Hi everyone! Great work today, thanks for working hard this term! It has been a pleasure getting to know you all and your individual musical styles. Here is what I would like for you to practice over break.

Aidan- Practice scales up to 4 sharps and flats every day for memory. Say the key, list the accidentals in the key signature, name the arpeggio, then play. If you are ever unsure of a key, just look it up online and there will be hundreds of resources to tell you what the key signature is. Remember that only daily practice will allow you to internalize this information, so make sure you get to it every day. It may be tough and tinme consumingat first, but once it is memorized it will only take about 3 minutes to go through all if it.
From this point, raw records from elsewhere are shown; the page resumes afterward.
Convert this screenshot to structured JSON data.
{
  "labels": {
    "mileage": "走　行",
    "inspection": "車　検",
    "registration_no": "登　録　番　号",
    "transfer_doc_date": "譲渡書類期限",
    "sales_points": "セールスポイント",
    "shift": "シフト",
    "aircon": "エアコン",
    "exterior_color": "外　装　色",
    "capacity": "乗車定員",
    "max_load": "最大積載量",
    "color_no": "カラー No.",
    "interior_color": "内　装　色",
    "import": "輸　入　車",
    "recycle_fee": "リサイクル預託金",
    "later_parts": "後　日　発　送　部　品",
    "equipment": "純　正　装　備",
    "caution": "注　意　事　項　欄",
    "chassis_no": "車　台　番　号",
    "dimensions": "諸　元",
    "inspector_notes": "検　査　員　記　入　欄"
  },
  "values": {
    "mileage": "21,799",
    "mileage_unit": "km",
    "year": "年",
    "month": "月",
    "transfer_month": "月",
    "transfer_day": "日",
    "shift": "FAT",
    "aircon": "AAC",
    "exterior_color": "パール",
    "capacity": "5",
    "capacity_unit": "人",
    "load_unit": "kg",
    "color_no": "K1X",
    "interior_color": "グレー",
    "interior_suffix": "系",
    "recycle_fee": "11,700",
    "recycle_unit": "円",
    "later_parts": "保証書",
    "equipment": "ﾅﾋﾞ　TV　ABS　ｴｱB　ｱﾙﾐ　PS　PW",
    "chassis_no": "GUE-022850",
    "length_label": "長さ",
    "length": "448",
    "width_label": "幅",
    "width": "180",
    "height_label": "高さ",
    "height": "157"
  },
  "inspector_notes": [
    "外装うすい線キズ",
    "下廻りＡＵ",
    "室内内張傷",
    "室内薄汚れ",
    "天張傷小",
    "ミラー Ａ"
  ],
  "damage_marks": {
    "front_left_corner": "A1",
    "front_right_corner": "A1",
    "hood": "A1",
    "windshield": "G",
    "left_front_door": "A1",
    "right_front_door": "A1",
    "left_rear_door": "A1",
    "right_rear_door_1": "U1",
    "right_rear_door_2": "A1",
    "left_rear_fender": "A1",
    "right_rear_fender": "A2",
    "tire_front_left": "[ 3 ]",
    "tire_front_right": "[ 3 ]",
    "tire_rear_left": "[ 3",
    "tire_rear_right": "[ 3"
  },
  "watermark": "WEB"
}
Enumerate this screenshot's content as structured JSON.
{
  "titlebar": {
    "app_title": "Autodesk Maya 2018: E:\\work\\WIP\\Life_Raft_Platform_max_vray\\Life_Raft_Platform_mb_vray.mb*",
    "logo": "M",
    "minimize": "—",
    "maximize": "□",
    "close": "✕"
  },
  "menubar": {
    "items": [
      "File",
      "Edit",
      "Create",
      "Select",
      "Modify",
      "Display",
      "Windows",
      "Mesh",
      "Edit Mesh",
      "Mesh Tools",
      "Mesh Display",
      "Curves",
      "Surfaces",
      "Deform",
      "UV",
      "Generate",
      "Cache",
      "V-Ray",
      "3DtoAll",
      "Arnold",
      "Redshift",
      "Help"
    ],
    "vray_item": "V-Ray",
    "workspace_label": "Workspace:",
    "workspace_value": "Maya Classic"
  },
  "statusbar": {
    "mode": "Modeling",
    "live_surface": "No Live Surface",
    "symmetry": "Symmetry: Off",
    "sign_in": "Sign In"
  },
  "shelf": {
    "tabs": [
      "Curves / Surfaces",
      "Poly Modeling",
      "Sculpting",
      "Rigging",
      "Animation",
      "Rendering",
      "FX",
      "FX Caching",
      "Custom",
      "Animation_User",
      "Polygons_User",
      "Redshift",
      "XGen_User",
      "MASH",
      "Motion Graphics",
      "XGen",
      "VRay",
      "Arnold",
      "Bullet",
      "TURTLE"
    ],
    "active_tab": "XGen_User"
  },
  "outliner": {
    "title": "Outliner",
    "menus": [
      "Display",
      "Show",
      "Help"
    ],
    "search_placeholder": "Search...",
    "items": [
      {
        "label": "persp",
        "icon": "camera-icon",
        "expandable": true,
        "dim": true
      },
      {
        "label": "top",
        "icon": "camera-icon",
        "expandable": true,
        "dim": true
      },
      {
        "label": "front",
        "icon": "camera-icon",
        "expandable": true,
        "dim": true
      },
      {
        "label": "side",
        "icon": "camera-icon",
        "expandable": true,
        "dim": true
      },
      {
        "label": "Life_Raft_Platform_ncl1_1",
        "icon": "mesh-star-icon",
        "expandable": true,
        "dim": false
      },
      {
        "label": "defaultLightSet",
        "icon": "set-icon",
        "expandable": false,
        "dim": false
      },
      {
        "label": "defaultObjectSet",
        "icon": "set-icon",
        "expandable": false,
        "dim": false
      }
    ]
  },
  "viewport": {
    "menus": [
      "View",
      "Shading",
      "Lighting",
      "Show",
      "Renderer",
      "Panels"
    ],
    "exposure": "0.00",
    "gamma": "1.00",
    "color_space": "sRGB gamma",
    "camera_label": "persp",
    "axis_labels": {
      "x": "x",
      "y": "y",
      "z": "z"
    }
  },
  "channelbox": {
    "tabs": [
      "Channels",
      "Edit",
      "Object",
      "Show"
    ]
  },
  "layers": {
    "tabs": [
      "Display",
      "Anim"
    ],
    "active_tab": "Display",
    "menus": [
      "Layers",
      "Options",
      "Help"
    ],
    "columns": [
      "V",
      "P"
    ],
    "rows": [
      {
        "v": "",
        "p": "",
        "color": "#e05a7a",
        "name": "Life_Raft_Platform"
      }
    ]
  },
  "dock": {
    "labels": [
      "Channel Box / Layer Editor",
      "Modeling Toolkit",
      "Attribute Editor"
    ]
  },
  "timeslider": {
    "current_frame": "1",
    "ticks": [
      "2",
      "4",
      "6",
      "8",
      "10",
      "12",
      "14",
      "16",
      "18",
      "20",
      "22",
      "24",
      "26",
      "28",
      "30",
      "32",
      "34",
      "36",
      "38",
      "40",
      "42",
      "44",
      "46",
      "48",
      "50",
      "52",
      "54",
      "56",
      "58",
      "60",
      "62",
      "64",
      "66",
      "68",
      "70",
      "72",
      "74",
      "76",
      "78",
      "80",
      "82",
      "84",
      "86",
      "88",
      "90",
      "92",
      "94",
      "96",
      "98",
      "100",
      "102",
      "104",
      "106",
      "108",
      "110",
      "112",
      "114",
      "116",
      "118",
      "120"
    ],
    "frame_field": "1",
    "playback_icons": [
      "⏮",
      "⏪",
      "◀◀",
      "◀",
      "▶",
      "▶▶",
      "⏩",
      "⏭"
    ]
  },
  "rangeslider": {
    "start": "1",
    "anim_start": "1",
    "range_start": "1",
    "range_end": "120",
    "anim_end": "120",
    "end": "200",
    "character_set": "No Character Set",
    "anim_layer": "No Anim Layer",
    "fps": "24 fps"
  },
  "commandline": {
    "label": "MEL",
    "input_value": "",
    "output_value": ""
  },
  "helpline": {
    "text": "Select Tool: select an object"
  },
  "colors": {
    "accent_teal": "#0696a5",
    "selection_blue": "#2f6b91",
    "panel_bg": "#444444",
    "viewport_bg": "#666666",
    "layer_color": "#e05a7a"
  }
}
Jonathan- Over break listen to Let her Go and Clocks a bunch of times, so that you memorise the structure of the songs. For Clocks, practice the transitions between the ride, closed hi hat, and open hi hat. For kick drum speed, work on playing heel toe in these triplet patterns (RLL, LLR, and LRL). Play through each pattern for about 5 minutes each with a metronome. Start around 60 bpm, and increase by 4 clicks every day.

Harry- Think of what songs you would like to play in the beginning of the new year.

Sam- Think of the type of music you want to make, and select a few songs. Listen to them and try to recreate them with your own style on Garage Band. Take the time to look at some Garage Band tutorials, and learn to use the software. A great thing to do is watch people create a track, and follow along making your own track using all of the same tools.

Ali- Practice Lesson 6 if you can before Tuesday.

I hope you all have a fantastic break, I’ll see you soon!